You were a lead animator on "The Iron Giant", which is one of the best
animated movies I have ever seen. How did you get the chance to
work on this project and could you tell us a little about your
experience working on it?
Well I had in fact pitched the same project about 8 years earlier to
Don Bluth. He passed on it and my sketches and step outline sat at
the bottom of a pile of ideas that I had for some years. It was based
on Ted Hughes book "The Iron Man" and it is quite often read in the
schools in England. A number of years later I heard that Warner Bros.
was working on it. I was at Disney at the time and went over to check
it out. Brad showed me a couple of the storyboards and even at this
rough stage I new that he was going to create something very special.
At Disney they couldn't understand why I was leaving, but I have
always learnt to follow my instincts and new that this was the right
move. Personally it was, although the film wasn't a blockbuster, it
won critical acclaim and is enjoyed by all those that see it. I have
also been able to learn from the experience and apply those things to
my own film. One of the lines from the film that still really
impresses me is "You are who you chose to be", it is so true.
Your upcoming project is "Osmosis Jones", which you are animating a
character called Drix. Could you tell us a little about the show and
what role your character portrays.
"Osmosis Jones" is far from the traditional Disney animated film. It
is edgier and more adult in tone. It is more in the tradition and the
live-action "buddy cop" films such as "Lethal Weapon". It takes place
in the Human body ( in this case Bill Murray) who ingests a virus
whose goal it is to destroy him. It is up to white blood cell Osmosis
and a cold pill that frank takes called "Drix" to prevent him. The two
characters are light-years apart but have to work together to achieve
their goal, it is the only way. No film is complete without "conflict"
and in this case it is the classic conflict of two characters that
have to work together who do not like each other.
Osmosis is a street wise cop who doesn't do things by the books and
my character "Drix" is a chemically manufactured pill that is almost
robotic like C3PO of Star Wars with a touch of "The Terminator" about
him who does do everything by the books. Due to the nature of the
design and character we actually animated this character in the 3D
Now, for all of the animators-to-be out there, what sort of advice
can you give them that they would find helpful during the journey ahead?
If it is solely animating you are interested in then keep on drawing
and practicing. It is never to late to learn something, be an eternal
student.

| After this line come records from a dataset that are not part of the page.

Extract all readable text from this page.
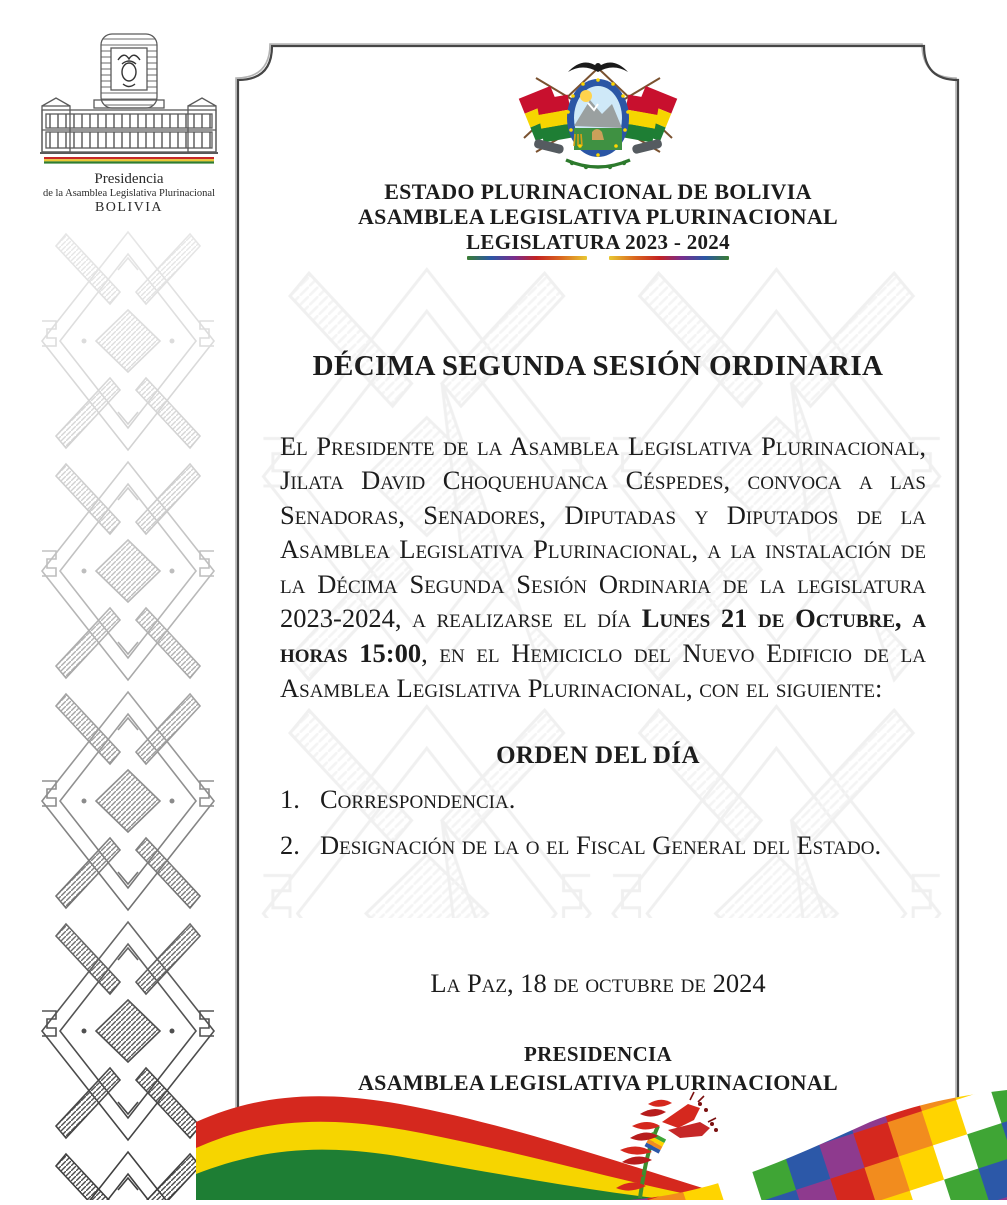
Presidencia
de la Asamblea Legislativa Plurinacional
BOLIVIA
ESTADO PLURINACIONAL DE BOLIVIA
ASAMBLEA LEGISLATIVA PLURINACIONAL
LEGISLATURA 2023 - 2024
DÉCIMA SEGUNDA SESIÓN ORDINARIA

El Presidente de la Asamblea Legislativa Plurinacional, Jilata David Choquehuanca Céspedes, convoca a las Senadoras, Senadores, Diputadas y Diputados de la Asamblea Legislativa Plurinacional, a la instalación de la Décima Segunda Sesión Ordinaria de la legislatura 2023-2024, a realizarse el día Lunes 21 de Octubre, a horas 15:00, en el Hemiciclo del Nuevo Edificio de la Asamblea Legislativa Plurinacional, con el siguiente:

ORDEN DEL DÍA
1. Correspondencia.
2. Designación de la o el Fiscal General del Estado.
La Paz, 18 de octubre de 2024
PRESIDENCIA
ASAMBLEA LEGISLATIVA PLURINACIONAL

Sometimes you have to look at new art or new mediums to stay
fresh, productions can be a little warring at times so it is important
to keep your passion for the medium alive somehow. Study art, movies,
theatre and live and then apply all this to your art.
Sweet! If only I could animate. Oh well, that's why people like
Richard are around, to take up the slack. His work is incredible, and
his talent is infinite. I can't wait to see his next work.